You can’t just turn off emotions. They’ll eat you alive if you try. Physical pain was all the motivation I needed to find ways of interrupting and processing strong emotions immediately, rather than letting them take up residence in my mind and body. I’ll talk about anger, since it was the most bothersome emotion, possibly because it induces the most gruesome pain, or perhaps because I spent too many years practicing it. I already realized I had to be careful not to ignore and cram it in. That’s my natural tendency, to scoop myself up, pretend nothing ever happened, and resume life as normal.
The only other option is to examine it until it becomes the mirror reflecting back a life lesson I need. We can huff and puff and blame other people all we want, but when you get right down to it, no one can be responsible for my emotions except me. Someone mean to me? I can choose anger, which will harm me and only me. I made a hard rule for myself early in this disease: I will never again self-harm. I’ve done it my whole life. No more. Anger is self-harm; it causes or intensifies pain. Ergo, I refuse to tolerate it. That’s how simple it is. In concept. In practice, it’s a real doozie. Practice makes perfect though. I pause to “find a lesson” in the harmful emotions, even minor annoyances, exercising that not-angry muscle of accepting what happens, learning something from it, integrating those lessons into my coping skills, then letting the emotion go before it starts growing roots in my body and mind. Over and over, every time I find an opportunity, I spend focused time on turning the emotion around. I falter, of course. I’m human, after all. But now I can reset without disrupting a whole day or worse, and improve my disposition on life in the process. Win-win.

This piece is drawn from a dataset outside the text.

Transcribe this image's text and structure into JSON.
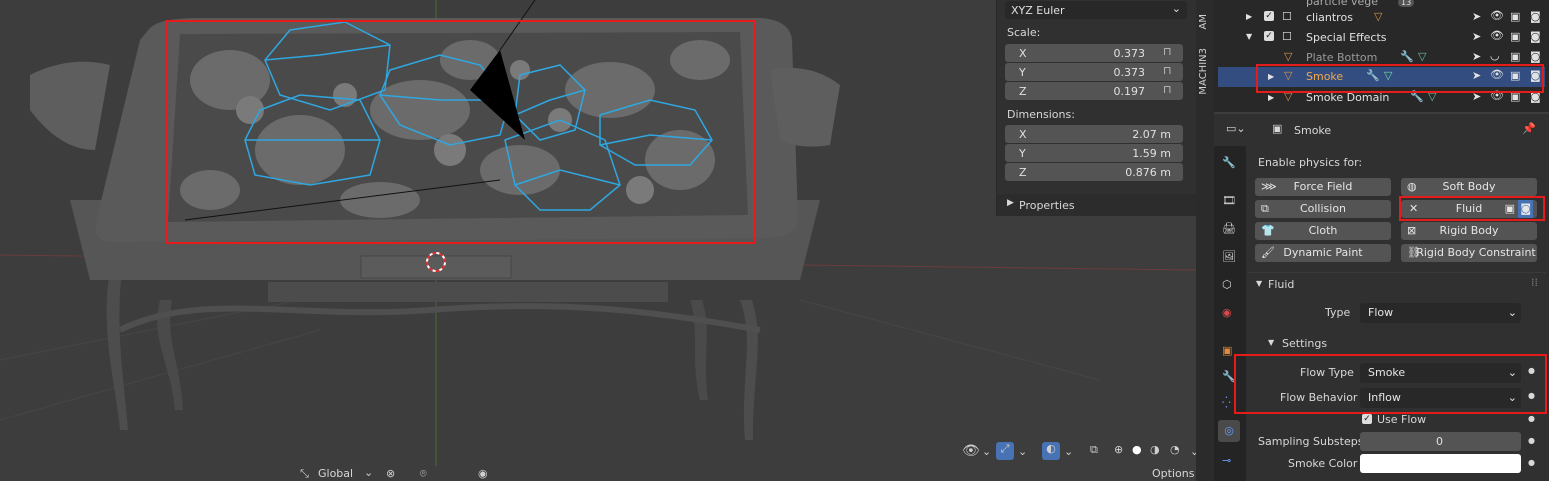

As bad as the harmful emotions are for my COVID symptoms, positive emotions can lift me out of pain completely. I practice gratitude twice a day as a matter of habit and whenever I need a boost throughout my day. The first thing I do every morning is a morning meditation, which always includes gratitude. It is perhaps the most fulfilling emotion I’ve experienced. It’s cleansing and refreshing, and it can lift me from practically any funk. After months of practicing gratitude regularly, I started finding gratitude even in this illness. Not gratitude for the illness; I don’t think that’s possible. I’m grateful for lessons I couldn’t have discovered otherwise, like how to manage anger, for instance. I actively seek joy, reasons to laugh. When I find them, I soak them up, renewing myself. Actively seeking out and engaging with uplifting emotions is an incredibly healing experience.
A crisp morning breeze. A warm cup of tea. Birdsong. A child’s laughter. Simple pleasures within most everyone’s reach. We just have to notice them. It won’t cure me, but being open to joy makes all my moments easier.
May you find joy, gratitude, and peace in your journey.